空気を伺い叩かれないように意見をコソーリ 「○○してみるテスト」
「○○してみるテスト」 とは、ネット の 掲示板 などで自分の意見を書き込む時に、叩かれ たり反論を受けないように、「ちょっと言ってみただけ」「こんな意見もあるみたいだけど?」 といった感じで、おずおずと レス する時の枕詞のようなセリフです。
例えばある掲示板で参加者の大半が 「黒だ」 と云っている時に、反対意見の 「白だ」 とそのまま主張すると風当たりが強いと予想されるので、「でも白かもしれないと言ってみるテスト」 のように使います。 ある種の 「観測気球」 的な 書き込み になりますが、実際は自分の意見がそのコミュニティなり掲示板なりで少数派、反主流派だったりして、猛烈な反発を受けそうな時のエクスキューズみたいな感じですね。

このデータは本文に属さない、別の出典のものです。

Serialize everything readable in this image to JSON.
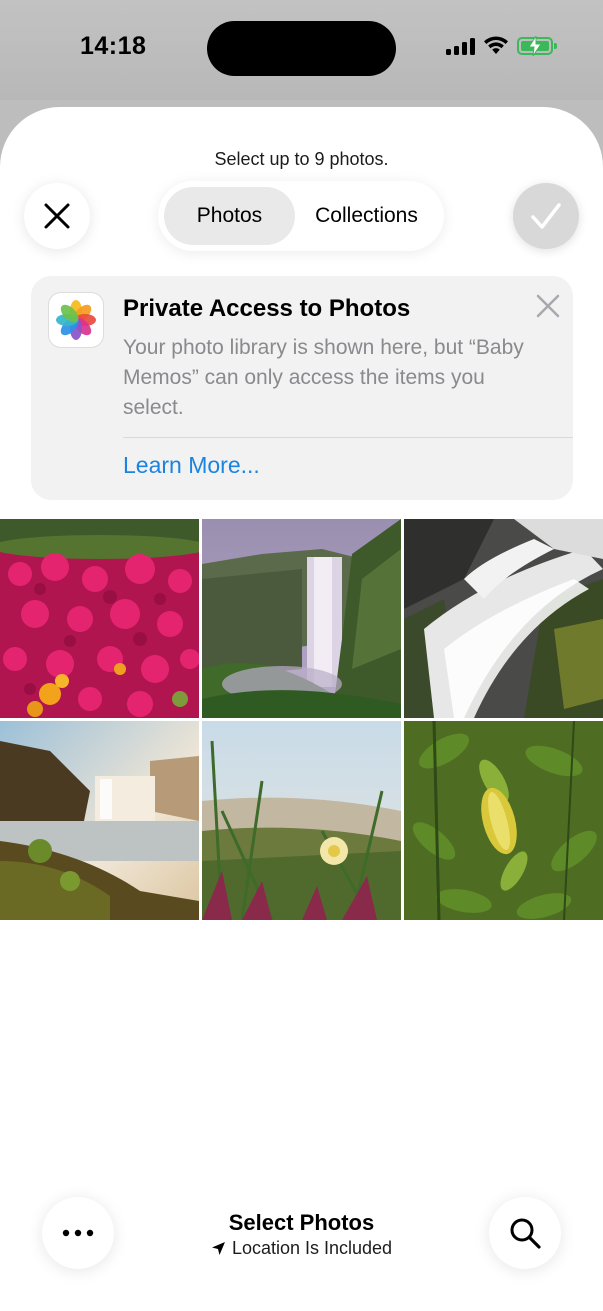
{
  "status_bar": {
    "time": "14:18",
    "icons": [
      "cellular-signal-icon",
      "wifi-icon",
      "battery-charging-icon"
    ],
    "battery_color": "#3bb85a"
  },
  "sheet": {
    "hint": "Select up to 9 photos.",
    "tabs": [
      {
        "label": "Photos",
        "active": true
      },
      {
        "label": "Collections",
        "active": false
      }
    ],
    "close_icon": "close-icon",
    "done_icon": "checkmark-icon"
  },
  "info_card": {
    "icon": "photos-app-icon",
    "title": "Private Access to Photos",
    "body": "Your photo library is shown here, but “Baby Memos” can only access the items you select.",
    "link": "Learn More...",
    "link_color": "#1a84e0"
  },
  "photos": [
    {
      "name": "photo-pink-flowers"
    },
    {
      "name": "photo-waterfall-cliff"
    },
    {
      "name": "photo-waterfall-rocks"
    },
    {
      "name": "photo-waterfall-sunset"
    },
    {
      "name": "photo-beach-grass-flower"
    },
    {
      "name": "photo-green-leaves"
    }
  ],
  "bottom_bar": {
    "title": "Select Photos",
    "subtitle": "Location Is Included",
    "more_icon": "more-icon",
    "location_icon": "location-arrow-icon",
    "search_icon": "search-icon"
  }
}
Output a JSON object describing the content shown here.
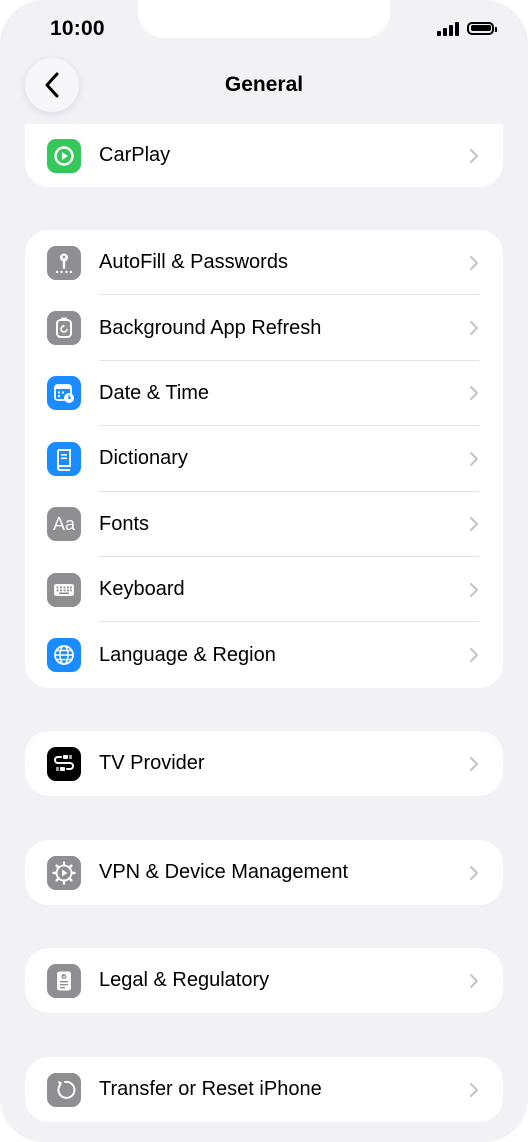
{
  "status_bar": {
    "time": "10:00"
  },
  "header": {
    "title": "General"
  },
  "groups": [
    {
      "rows": [
        {
          "label": "CarPlay",
          "icon": "carplay-icon",
          "color": "#34c759"
        }
      ]
    },
    {
      "rows": [
        {
          "label": "AutoFill & Passwords",
          "icon": "key-icon",
          "color": "#8e8e93"
        },
        {
          "label": "Background App Refresh",
          "icon": "refresh-icon",
          "color": "#8e8e93"
        },
        {
          "label": "Date & Time",
          "icon": "calendar-clock-icon",
          "color": "#1a8cff"
        },
        {
          "label": "Dictionary",
          "icon": "book-icon",
          "color": "#1a8cff"
        },
        {
          "label": "Fonts",
          "icon": "fonts-icon",
          "color": "#8e8e93"
        },
        {
          "label": "Keyboard",
          "icon": "keyboard-icon",
          "color": "#8e8e93"
        },
        {
          "label": "Language & Region",
          "icon": "globe-icon",
          "color": "#1a8cff"
        }
      ]
    },
    {
      "rows": [
        {
          "label": "TV Provider",
          "icon": "tv-provider-icon",
          "color": "#000000"
        }
      ]
    },
    {
      "rows": [
        {
          "label": "VPN & Device Management",
          "icon": "gear-icon",
          "color": "#8e8e93"
        }
      ]
    },
    {
      "rows": [
        {
          "label": "Legal & Regulatory",
          "icon": "legal-icon",
          "color": "#8e8e93"
        }
      ]
    },
    {
      "rows": [
        {
          "label": "Transfer or Reset iPhone",
          "icon": "reset-icon",
          "color": "#8e8e93"
        }
      ]
    }
  ]
}
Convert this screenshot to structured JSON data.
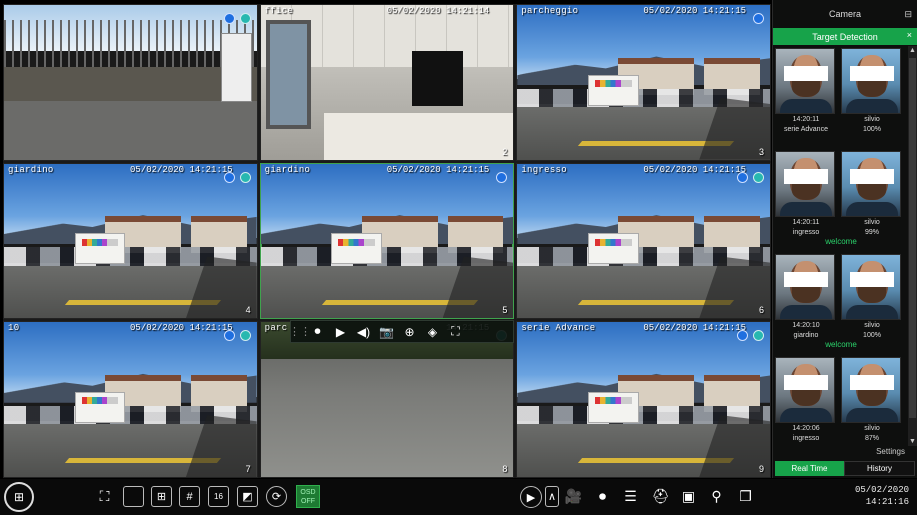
{
  "grid": {
    "tiles": [
      {
        "name": "",
        "time": "",
        "ch": "",
        "scene": "street",
        "dots": "both"
      },
      {
        "name": "ffice",
        "time": "05/02/2020 14:21:14",
        "ch": "2",
        "scene": "office",
        "dots": "none"
      },
      {
        "name": "parcheggio",
        "time": "05/02/2020 14:21:15",
        "ch": "3",
        "scene": "parking",
        "dots": "blue"
      },
      {
        "name": "giardino",
        "time": "05/02/2020 14:21:15",
        "ch": "4",
        "scene": "parking",
        "dots": "both"
      },
      {
        "name": "giardino",
        "time": "05/02/2020 14:21:15",
        "ch": "5",
        "scene": "parking",
        "dots": "blue",
        "selected": true
      },
      {
        "name": "ingresso",
        "time": "05/02/2020 14:21:15",
        "ch": "6",
        "scene": "parking",
        "dots": "both"
      },
      {
        "name": "10",
        "time": "05/02/2020 14:21:15",
        "ch": "7",
        "scene": "parking",
        "dots": "both"
      },
      {
        "name": "parc",
        "time": "14:21:15",
        "ch": "8",
        "scene": "asphalt",
        "dots": "teal"
      },
      {
        "name": "serie Advance",
        "time": "05/02/2020 14:21:15",
        "ch": "9",
        "scene": "parking",
        "dots": "both"
      }
    ]
  },
  "float_toolbar": {
    "icons": [
      "record-icon",
      "play-icon",
      "audio-icon",
      "snapshot-icon",
      "zoom-icon",
      "3d-icon",
      "fullscreen-icon"
    ],
    "glyphs": [
      "⏺",
      "▶",
      "◀)",
      "📷",
      "⊕",
      "◈",
      "⛶"
    ]
  },
  "panel": {
    "title": "Camera",
    "target_tab": "Target Detection",
    "groups": [
      {
        "left": {
          "time": "14:20:11",
          "label": "serie Advance"
        },
        "right": {
          "name": "silvio",
          "score": "100%"
        },
        "welcome": ""
      },
      {
        "left": {
          "time": "14:20:11",
          "label": "ingresso"
        },
        "right": {
          "name": "silvio",
          "score": "99%"
        },
        "welcome": "welcome"
      },
      {
        "left": {
          "time": "14:20:10",
          "label": "giardino"
        },
        "right": {
          "name": "silvio",
          "score": "100%"
        },
        "welcome": "welcome"
      },
      {
        "left": {
          "time": "14:20:06",
          "label": "ingresso"
        },
        "right": {
          "name": "silvio",
          "score": "87%"
        },
        "welcome": ""
      }
    ],
    "settings": "Settings",
    "tab_realtime": "Real Time",
    "tab_history": "History"
  },
  "toolbar": {
    "osd_line1": "OSD",
    "osd_line2": "OFF",
    "clock_date": "05/02/2020",
    "clock_time": "14:21:16"
  }
}
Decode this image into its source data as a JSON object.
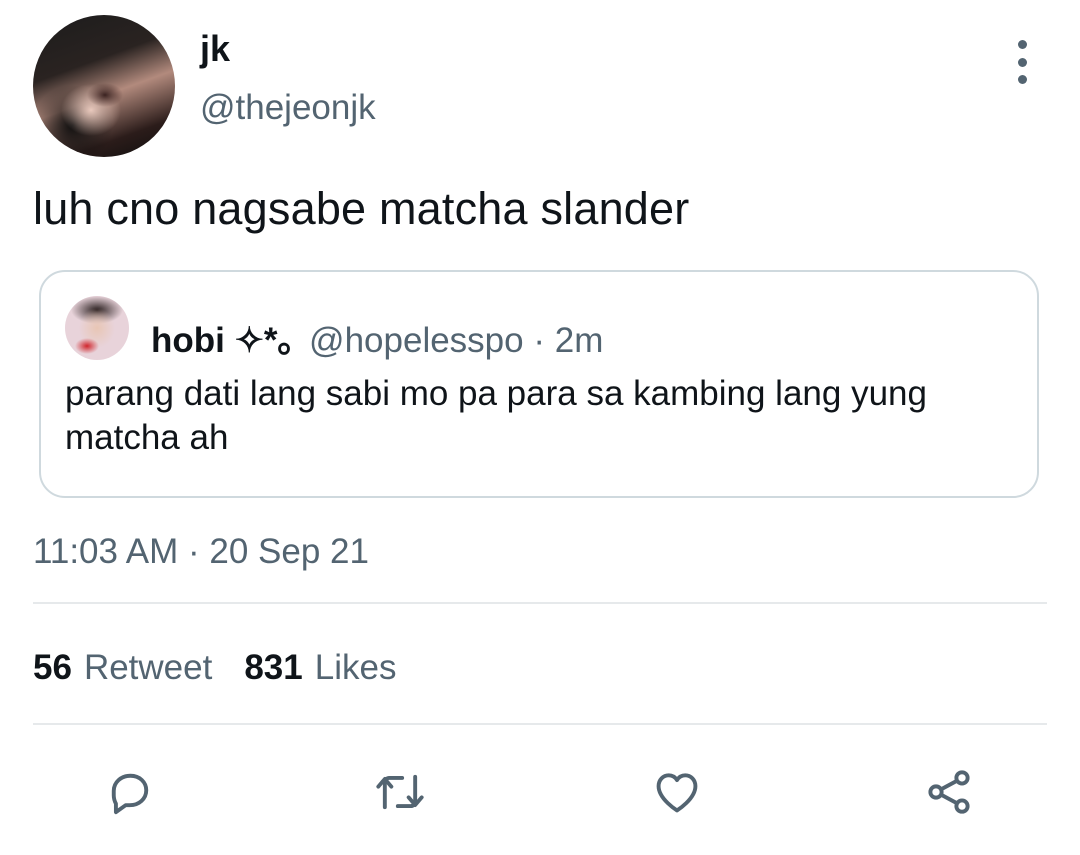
{
  "author": {
    "name": "jk",
    "handle": "@thejeonjk"
  },
  "tweet": {
    "text": "luh cno nagsabe matcha slander",
    "timestamp": "11:03 AM · 20 Sep 21"
  },
  "quoted_tweet": {
    "name": "hobi ✧*｡",
    "handle": "@hopelesspo",
    "time": " · 2m",
    "text": "parang dati lang sabi mo pa para sa kambing lang yung matcha ah"
  },
  "stats": {
    "retweets_count": "56",
    "retweets_label": "Retweet",
    "likes_count": "831",
    "likes_label": "Likes"
  },
  "actions": {
    "reply_icon": "reply-icon",
    "retweet_icon": "retweet-icon",
    "like_icon": "heart-icon",
    "share_icon": "share-icon"
  },
  "colors": {
    "text_primary": "#0f1419",
    "text_secondary": "#536471",
    "border": "#cfd9de",
    "divider": "#e6e9eb"
  }
}
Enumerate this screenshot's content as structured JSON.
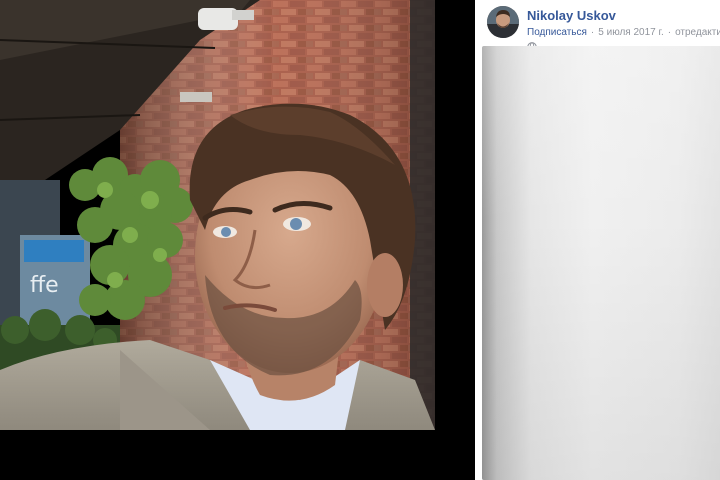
{
  "photo": {
    "alt_subject": "selfie-portrait",
    "cafe_sign_text": "ffe"
  },
  "post": {
    "author_name": "Nikolay Uskov",
    "subscribe_label": "Подписаться",
    "separator": "·",
    "date": "5 июля 2017 г.",
    "edited_label": "отредактиров",
    "privacy_icon": "globe-icon"
  },
  "colors": {
    "link_blue": "#365899",
    "meta_gray": "#90949c",
    "stage_bg": "#000000"
  }
}
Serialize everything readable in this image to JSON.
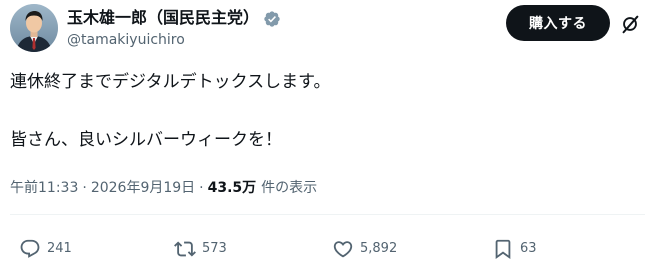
{
  "author": {
    "name": "玉木雄一郎（国民民主党）",
    "handle": "@tamakiyuichiro",
    "verified_icon": "verified-badge-icon"
  },
  "header": {
    "subscribe_label": "購入する",
    "grok_icon": "grok-icon"
  },
  "post": {
    "line1": "連休終了までデジタルデトックスします。",
    "line2": "皆さん、良いシルバーウィークを！"
  },
  "meta": {
    "time": "午前11:33",
    "separator": "·",
    "date": "2026年9月19日",
    "views_count": "43.5万",
    "views_label": "件の表示"
  },
  "actions": {
    "reply_count": "241",
    "repost_count": "573",
    "like_count": "5,892",
    "bookmark_count": "63"
  },
  "colors": {
    "text_primary": "#0f1419",
    "text_secondary": "#536471",
    "verified": "#829aab",
    "button_bg": "#0f1419",
    "divider": "#eff3f4"
  }
}
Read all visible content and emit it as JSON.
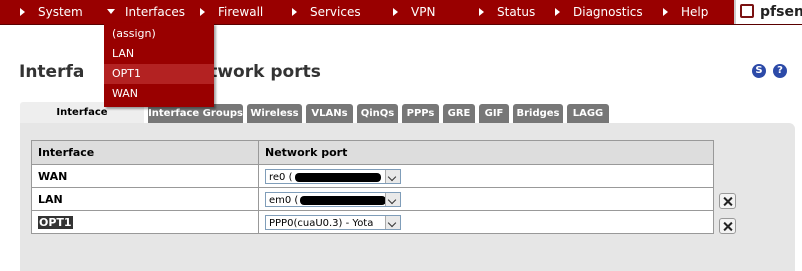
{
  "nav": {
    "items": [
      {
        "label": "System"
      },
      {
        "label": "Interfaces"
      },
      {
        "label": "Firewall"
      },
      {
        "label": "Services"
      },
      {
        "label": "VPN"
      },
      {
        "label": "Status"
      },
      {
        "label": "Diagnostics"
      },
      {
        "label": "Help"
      }
    ],
    "brand": "pfsense",
    "brand_color": "#990000"
  },
  "interfaces_menu": {
    "items": [
      {
        "label": "(assign)"
      },
      {
        "label": "LAN"
      },
      {
        "label": "OPT1"
      },
      {
        "label": "WAN"
      }
    ],
    "highlighted": "OPT1"
  },
  "page": {
    "title": "Interfaces: Assign network ports",
    "visible_title_left": "Interfa",
    "visible_title_right": "ssign network ports",
    "help_icons": [
      "S",
      "?"
    ]
  },
  "tabs": [
    {
      "label": "Interface assignments",
      "active": true
    },
    {
      "label": "Interface Groups"
    },
    {
      "label": "Wireless"
    },
    {
      "label": "VLANs"
    },
    {
      "label": "QinQs"
    },
    {
      "label": "PPPs"
    },
    {
      "label": "GRE"
    },
    {
      "label": "GIF"
    },
    {
      "label": "Bridges"
    },
    {
      "label": "LAGG"
    }
  ],
  "table": {
    "headers": [
      "Interface",
      "Network port"
    ],
    "rows": [
      {
        "interface": "WAN",
        "port": "re0 (",
        "redacted": true,
        "deletable": false
      },
      {
        "interface": "LAN",
        "port": "em0 (",
        "redacted": true,
        "deletable": true
      },
      {
        "interface": "OPT1",
        "port": "PPP0(cuaU0.3) - Yota",
        "redacted": false,
        "deletable": true
      }
    ]
  }
}
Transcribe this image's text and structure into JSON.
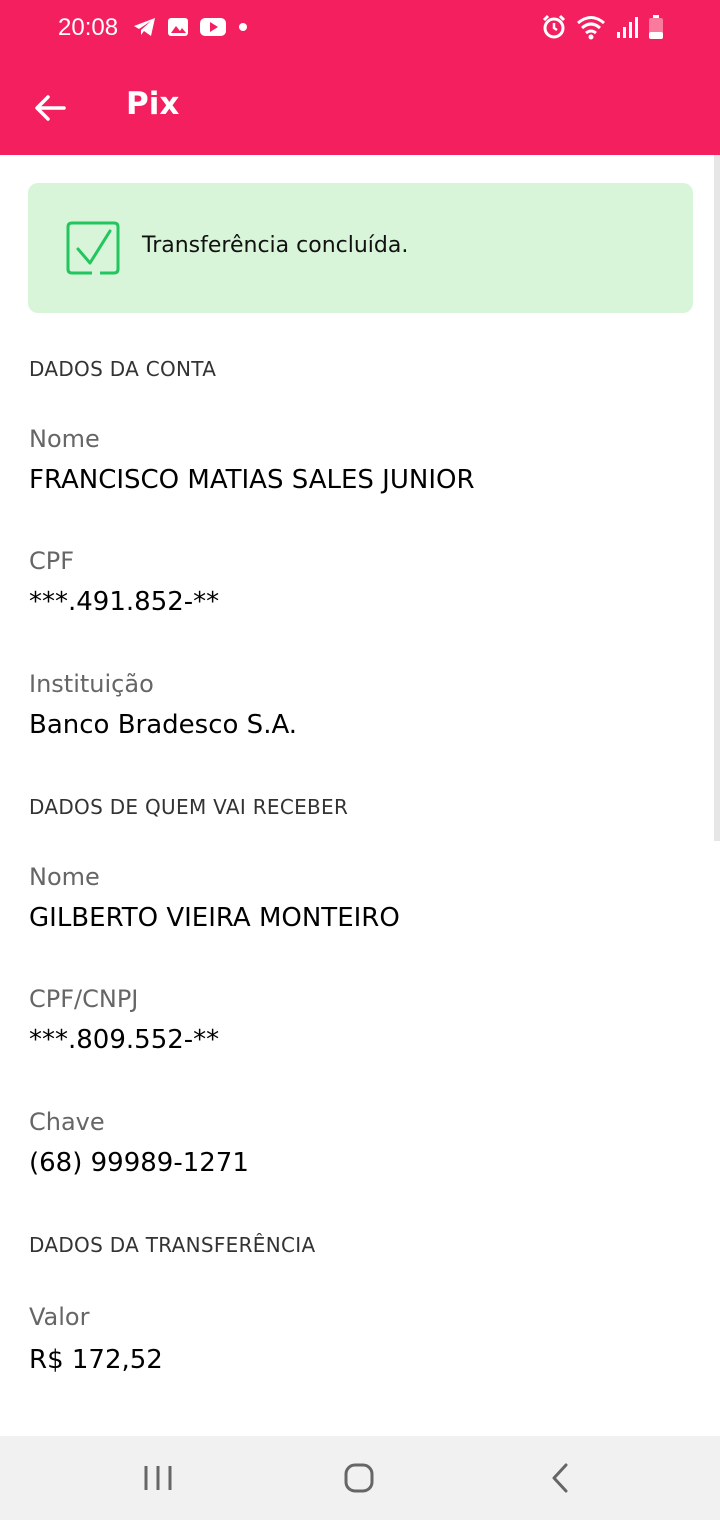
{
  "status_bar": {
    "time": "20:08",
    "left_icons": [
      "telegram-icon",
      "gallery-icon",
      "youtube-icon",
      "dot-icon"
    ],
    "right_icons": [
      "alarm-icon",
      "wifi-icon",
      "signal-icon",
      "battery-icon"
    ]
  },
  "app_bar": {
    "title": "Pix",
    "back_icon": "arrow-left-icon",
    "color": "#f41f5f"
  },
  "banner": {
    "text": "Transferência concluída.",
    "icon": "check-square-icon",
    "background": "#d8f5d9",
    "icon_color": "#22c55e"
  },
  "account_section": {
    "title": "DADOS DA CONTA",
    "name_label": "Nome",
    "name_value": "FRANCISCO MATIAS SALES JUNIOR",
    "cpf_label": "CPF",
    "cpf_value": "***.491.852-**",
    "institution_label": "Instituição",
    "institution_value": "Banco Bradesco S.A."
  },
  "recipient_section": {
    "title": "DADOS DE QUEM VAI RECEBER",
    "name_label": "Nome",
    "name_value": "GILBERTO VIEIRA MONTEIRO",
    "doc_label": "CPF/CNPJ",
    "doc_value": "***.809.552-**",
    "key_label": "Chave",
    "key_value": "(68) 99989-1271"
  },
  "transfer_section": {
    "title": "DADOS DA TRANSFERÊNCIA",
    "amount_label": "Valor",
    "amount_value": "R$ 172,52"
  },
  "nav_bar": {
    "icons": [
      "recent-apps-icon",
      "home-icon",
      "back-icon"
    ]
  }
}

こうした書き込み方法ですと、仮に反論があっても、「ちょっと言ってみただけで、私の考えがそうだという訳ではない」「そういう考えをする人もいるってことを伝えただけだ」 なんて逃げ道が作れるという訳ですが、ひとかたまりのフレーズ、用語として 2ちゃんねる などの、いわゆる 殺伐系 の掲示板で流行したこともあり、別にそんな意図がなくても単なる流行言葉として 「○○してみるテスト」(もしくはテスツ) なんて書き込む人は多いようです。 例えば 「今日の夕飯はカレーにしてみるテスト」 なんて感じです。
同じ意味で 「○○とか言ってみるテスト」「と言ってみるテスト」 という言い回しがあり、こちらの方が古い (雑談やネタ用としても活用された練習掲示板 (junk.test) のあった ASCII net とか パソコン通信 の時代からある) のですが、2ちゃんねるを通じ広く言い回しが広まる中で、様々なバージョンのものも登場しています。 また似たような使われ方をする言い回しに、「○○と言っておく義理」「○○と思われ」 などもあります。
「例え名無しであっても、人前で恥を掻きたくない」 という意識
それにしても、実名や ハンドル (固定ハンドル/ コテハン) がほぼ必須だった パソコン通信の時代なら、たった一度の失言、失敗が発言者といつまでも一体化し、いわゆる デジタルタトゥー となってその後ずっと揚げ足を取られ後を引く場合もありますが、匿名掲示板であれば反論や叩きを受けてもその場限りであり、別に馬耳東風で自分の意見をそのまま書き込んでよさそうなものです。
ここらは必要以上に 「空気」 を読んでしまうと云うか、無言の同調圧力に物怖じし、無名であっても恥など掻きたくない、自分の意見を他人に真っ向から否定されたくない、などと考える、日本人ならでは?の言い回しなのでしょうか。
一方で、「○○してみるテスト」 が流行語となり増殖する中で、こうした 「逃げ場のある書き方」「アリバイを作った書き込み」 を卑怯だ、ズルイと批判したり、「定型句、ありがちキーワードを使うだけで何かを語った気になるのが見ていて 痛い」 などと、とかくそれ自体が叩かれる要素のある言葉、ネットスラング となっているのも切ない感じです。